Argentina_2018

Player B has a winning strategy. One way to see this is to divide the 3-digit numbers into 8 groups with the following property: For every two numbers $a$, $b$ from the same group, $a>b$, one has $\frac{a}{b}<\frac{4}{3}$.

$$\begin{array}{rl}{G}_1& =\{100,\dots ,133\},\\ G_2& =\{134,\dots ,178\},\\ G_3& =\{179,\dots ,238\},\\ G_4& =\{239,\dots ,318\},\\ G_5& =\{319,\dots ,425\},\\ G_6& =\{426,\dots ,567\},\\ G_7& =\{568,\dots ,757\},\\ G_8& =\{758,\dots ,999\}.\end{array}$$

For a justification it suffices to note that the ratio of the last number and the first number in a group is less than $\frac{4}{3}$, for instance, $\frac{567}{426}<\frac{4}{3}$.

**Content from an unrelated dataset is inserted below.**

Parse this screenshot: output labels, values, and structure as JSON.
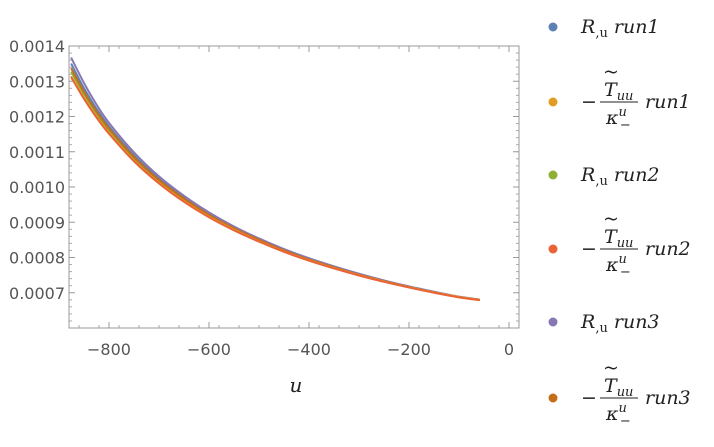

Since there are 13 different numbers chosen by A and $13>8$, some two of them are in the same group $G_i$, $1<i<8$. Let them be $a$ and $b$ with $a>b$; then $1<\frac{a}{b}<\frac{4}{3}$. Among the remaining 11 numbers B can find another two with the same property, say $c$ and $d$ with $1<\frac{c}{d}<\frac{4}{3}$. This is because $11>8$. Finally B can select one more analogous pair $e,f$, satisfying $1<\frac{e}{f}<\frac{4}{3}$, because there are still $9>8$ numbers left. Now adding up gives $3=1+1+1<\frac{a}{b}+\frac{c}{d}+\frac{e}{f}<3\cdot \frac{4}{3}=4$, and the task of B is complete.